The Woodruff Lab aims to develop noninvasive ways to determine when a follicle has reached full maturity in vitro. The team uses a variety of model systems to investigate such strategies, including mouse and bovine. They are developing integrated methods to monitor follicle maturity involving noninvasive measurements of follicle diameter, hormone production, secreted proteins, chromosome dynamics, and chemical signatures. Through such individualized follicle monitoring, the lab will ultimately establish a culture system that best recapitulates in vivo folliculogenesis and provide the necessary preclinical evidence to determine the best way to grow follicles in vitro for patients whose reproductive health may be compromised.

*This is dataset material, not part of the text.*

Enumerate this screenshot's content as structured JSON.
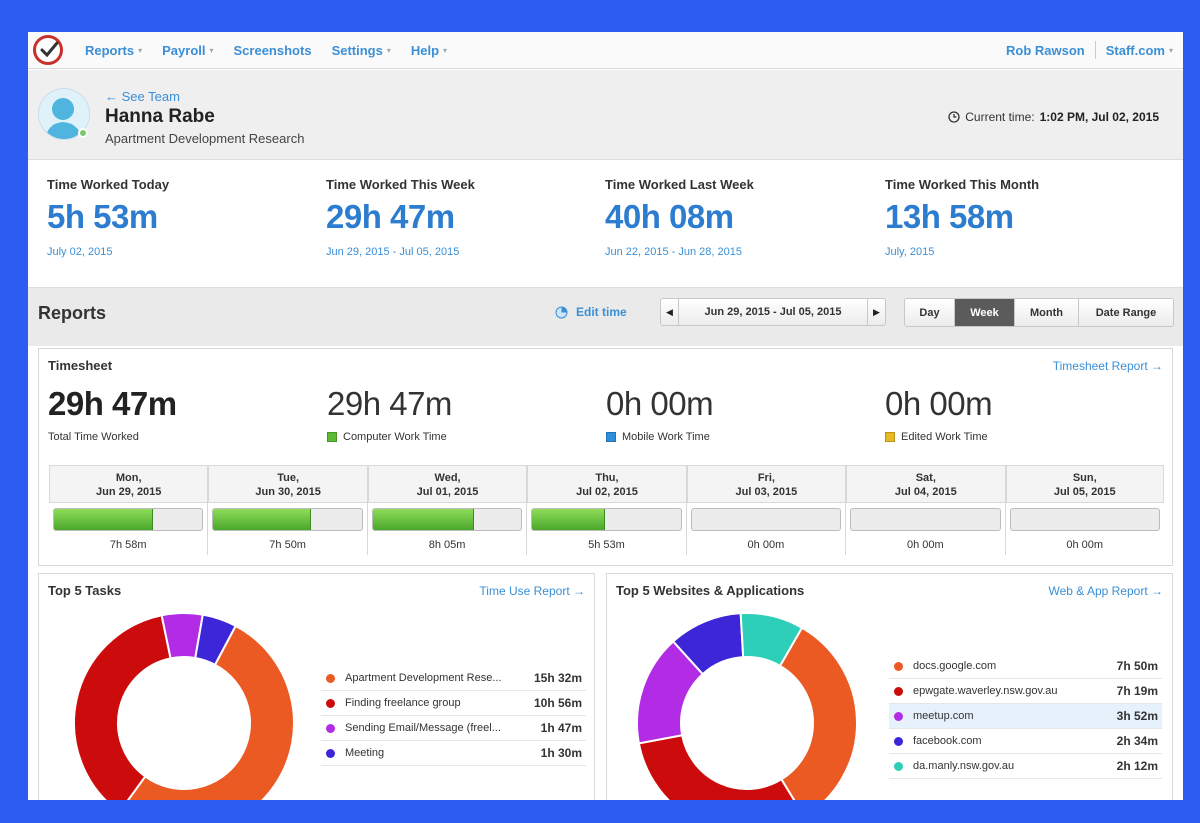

Non-invasive markers of egg quality
A goal of the lab is to develop non-invasive markers of egg quality that can be translated to the Assisted Reproductive Technology clinical setting. The team has established a non-invasive assay to interrogate the transcript levels of maternal effect genes in both the first and second polar bodies of individual eggs and early embryos, respectively. Using two independent models of poor egg quality (mice of advanced reproductive age and oocytes from follicles grown in vitro under non-permissive conditions), they have demonstrated that transcript levels of maternal effect genes are significantly lower in the polar bodies from poor quality eggs compared to controls.
Molecular mechanisms contributing to chromosome abnormalities
The human egg is one of the most rare cells in the body. For it to give rise to the next generation, it must segregate its chromosomes during meiosis and become haploid prior to fertilization. However, meiosis in the female is highly error prone, especially as females reach the end of their reproductive lifespan. Errors in meiosis can result in miscarriages, infertility and birth defects. Understanding the molecular mechanisms underlying this phenomenon is of great medical and societal importance, as more women are delaying childbearing and relying on assisted reproductive technologies to become pregnant. Determining the mechanisms of age-associated aneuploidy has been a challenge for the fields of cell biology and reproductive medicine. Recent studies using mouse models of aging have demonstrated that deterioration of chromosome cohesion is a prime cause of the meiotic origins of aneuploidy. The team has demonstrated that this alteration in chromosome cohesion also occurs in human eggs with advancing reproductive age as evidenced by increased inter-kinetochore distances between sister chromatids, as well as the occurrence of aneuploidies due to a complete loss of cohesion.
Female gametes are rare and difficult to obtain. Their metal content has remained elusive until recently, because bulk methods for elemental analysis are not feasible. With the use of synchrotron-based X-Ray Fluorescence Microscopy (XFM), the team has been able to make paradigm-shifting discoveries about the metal composition of the female gamete. First, compared to iron and copper, zinc is the most abundant transition metal in the oocyte. Second, subcellular zinc redistributes during meiosis and becomes highly polarized in the vegetal hemisphere. Finally, total zinc levels undergo dynamic changes during meiosis; increasing significantly between prophase of meiosis I and metaphase of meiosis II, and then decreasing before the completion of meiosis II. Determining the cellular and molecular underpinnings and consequences of these dynamic changes in zinc has been a major research focus. The lab has shown that zinc is required for meiosis, fertilization, and early embryo development in part due to its function as a regulator of essential cell cycle proteins.